Forecasts can be constructed as simple as shown below.

# make predictions
forecasts, ts_it = make_evaluation_predictions(dataset=testing_data, predictor=predictor, num_samples=200)                               

Forecasts are made for the complete 'forecast horizon' as it was mentioned during the configuration of the 'Estimator'. The model accuracy is reasonably good for the first attempt, however can be improved by paying more attention to the model hyper-parameters.

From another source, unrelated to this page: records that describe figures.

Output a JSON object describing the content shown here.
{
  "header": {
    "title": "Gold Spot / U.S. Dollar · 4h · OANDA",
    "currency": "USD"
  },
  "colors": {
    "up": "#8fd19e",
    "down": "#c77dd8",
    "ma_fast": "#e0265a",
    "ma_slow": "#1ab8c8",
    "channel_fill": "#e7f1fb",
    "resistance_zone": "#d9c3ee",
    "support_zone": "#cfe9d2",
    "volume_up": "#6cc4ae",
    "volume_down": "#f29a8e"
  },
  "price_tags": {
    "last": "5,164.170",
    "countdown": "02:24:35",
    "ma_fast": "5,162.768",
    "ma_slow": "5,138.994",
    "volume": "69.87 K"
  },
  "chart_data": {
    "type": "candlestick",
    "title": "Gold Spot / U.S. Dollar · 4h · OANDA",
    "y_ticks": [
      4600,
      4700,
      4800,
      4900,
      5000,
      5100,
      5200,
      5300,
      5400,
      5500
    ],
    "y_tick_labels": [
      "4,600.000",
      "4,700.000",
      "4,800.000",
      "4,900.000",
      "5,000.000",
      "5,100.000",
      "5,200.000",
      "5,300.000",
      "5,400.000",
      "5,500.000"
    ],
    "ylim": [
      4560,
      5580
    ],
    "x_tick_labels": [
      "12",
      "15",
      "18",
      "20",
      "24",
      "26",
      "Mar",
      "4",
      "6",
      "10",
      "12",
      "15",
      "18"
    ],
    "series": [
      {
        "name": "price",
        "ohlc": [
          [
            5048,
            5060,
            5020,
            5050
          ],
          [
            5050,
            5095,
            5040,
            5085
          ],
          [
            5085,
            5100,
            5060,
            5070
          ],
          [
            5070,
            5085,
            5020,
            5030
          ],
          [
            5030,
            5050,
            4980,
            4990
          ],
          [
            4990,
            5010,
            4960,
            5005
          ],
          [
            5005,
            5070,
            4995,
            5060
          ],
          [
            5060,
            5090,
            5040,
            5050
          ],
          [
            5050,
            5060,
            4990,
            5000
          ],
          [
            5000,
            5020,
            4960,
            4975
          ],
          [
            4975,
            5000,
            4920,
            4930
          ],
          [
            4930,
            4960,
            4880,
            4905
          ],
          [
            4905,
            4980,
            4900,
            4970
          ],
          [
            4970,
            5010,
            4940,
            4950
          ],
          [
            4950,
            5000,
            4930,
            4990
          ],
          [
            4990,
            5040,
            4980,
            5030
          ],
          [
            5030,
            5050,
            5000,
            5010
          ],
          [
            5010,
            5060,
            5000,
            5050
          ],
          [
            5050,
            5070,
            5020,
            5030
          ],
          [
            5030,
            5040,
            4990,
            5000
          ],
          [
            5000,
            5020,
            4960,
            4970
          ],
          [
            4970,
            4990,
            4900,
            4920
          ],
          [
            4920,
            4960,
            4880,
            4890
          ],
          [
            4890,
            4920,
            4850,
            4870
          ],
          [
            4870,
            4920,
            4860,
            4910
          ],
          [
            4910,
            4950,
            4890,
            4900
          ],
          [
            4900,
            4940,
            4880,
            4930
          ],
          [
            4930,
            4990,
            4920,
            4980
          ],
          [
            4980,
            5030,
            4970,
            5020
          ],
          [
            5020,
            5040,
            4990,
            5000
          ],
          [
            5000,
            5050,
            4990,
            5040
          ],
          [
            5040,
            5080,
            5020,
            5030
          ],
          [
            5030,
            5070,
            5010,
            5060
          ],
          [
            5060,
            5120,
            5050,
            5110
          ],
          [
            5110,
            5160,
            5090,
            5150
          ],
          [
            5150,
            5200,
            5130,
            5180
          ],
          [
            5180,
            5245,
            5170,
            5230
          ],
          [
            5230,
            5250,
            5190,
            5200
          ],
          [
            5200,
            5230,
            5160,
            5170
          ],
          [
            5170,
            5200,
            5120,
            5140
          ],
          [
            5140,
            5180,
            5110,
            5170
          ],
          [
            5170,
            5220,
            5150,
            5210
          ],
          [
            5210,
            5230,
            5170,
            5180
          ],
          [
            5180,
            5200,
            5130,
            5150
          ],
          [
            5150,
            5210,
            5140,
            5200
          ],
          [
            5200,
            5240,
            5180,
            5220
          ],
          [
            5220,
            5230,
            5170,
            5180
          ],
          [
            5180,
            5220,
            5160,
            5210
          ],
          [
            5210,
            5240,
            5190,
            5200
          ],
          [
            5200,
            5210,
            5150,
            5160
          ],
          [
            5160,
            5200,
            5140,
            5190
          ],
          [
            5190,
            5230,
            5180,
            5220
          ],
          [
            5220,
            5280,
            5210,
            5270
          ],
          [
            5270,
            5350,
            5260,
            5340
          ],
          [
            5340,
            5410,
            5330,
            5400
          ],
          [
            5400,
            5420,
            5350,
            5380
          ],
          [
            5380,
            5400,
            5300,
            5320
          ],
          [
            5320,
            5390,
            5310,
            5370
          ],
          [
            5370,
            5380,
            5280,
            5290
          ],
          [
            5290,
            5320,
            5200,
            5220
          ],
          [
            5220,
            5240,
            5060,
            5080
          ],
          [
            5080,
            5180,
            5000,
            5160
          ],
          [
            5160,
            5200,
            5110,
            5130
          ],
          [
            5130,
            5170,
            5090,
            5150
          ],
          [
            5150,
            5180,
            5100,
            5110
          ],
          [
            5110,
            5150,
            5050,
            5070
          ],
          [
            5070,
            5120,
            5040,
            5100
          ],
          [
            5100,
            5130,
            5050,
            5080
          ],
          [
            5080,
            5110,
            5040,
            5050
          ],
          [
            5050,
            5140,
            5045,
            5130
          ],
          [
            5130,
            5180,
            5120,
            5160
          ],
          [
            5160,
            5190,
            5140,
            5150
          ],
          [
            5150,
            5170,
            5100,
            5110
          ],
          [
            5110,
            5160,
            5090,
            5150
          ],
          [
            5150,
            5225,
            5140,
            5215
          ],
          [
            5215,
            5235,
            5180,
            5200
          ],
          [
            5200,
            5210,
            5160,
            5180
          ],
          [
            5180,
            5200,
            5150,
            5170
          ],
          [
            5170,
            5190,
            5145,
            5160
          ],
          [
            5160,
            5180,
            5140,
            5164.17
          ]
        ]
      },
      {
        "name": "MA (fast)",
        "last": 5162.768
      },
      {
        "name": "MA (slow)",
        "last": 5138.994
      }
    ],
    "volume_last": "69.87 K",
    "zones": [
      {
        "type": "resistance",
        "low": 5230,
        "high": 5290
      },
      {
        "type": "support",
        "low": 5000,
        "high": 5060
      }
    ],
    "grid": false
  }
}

One of the interesting features of GluonTS is to perform backtesting on its own in order to provide various performance metrics. There is no need to implement (of course, possible if needed) any of the error metrics as most of them are already available in GluonTS. This eradicates the usual uncertainty over the bug-less implementation of various error metrics to make a feasible comparison across various models. We can create our own models using GluonTS too as it provides various founding blocks of the model building and evaluation. However, it is worth writing a separate article on that, thus we will stop here for the sake of simplicity.

Highlights

It is definitely an interesting and a very useful deep-learning (time series) library for experimentation. One can create a significant amount of variations of the existing state-of-the-art probabilistic (neural) time series models. As it is geared towards research experimentation, it has simplified various aspects of model building and testing as stated earlier. For an example, it has a very simple way of comparing GluonTS's models and their variations with Facebook's Prophet time series package. However, there is not much information over how the model built using GluonTS can be taken to production. I guess we can make use of MxNet Multi Model Server or Amazon SageMaker . I will probably write more about this in the coming months.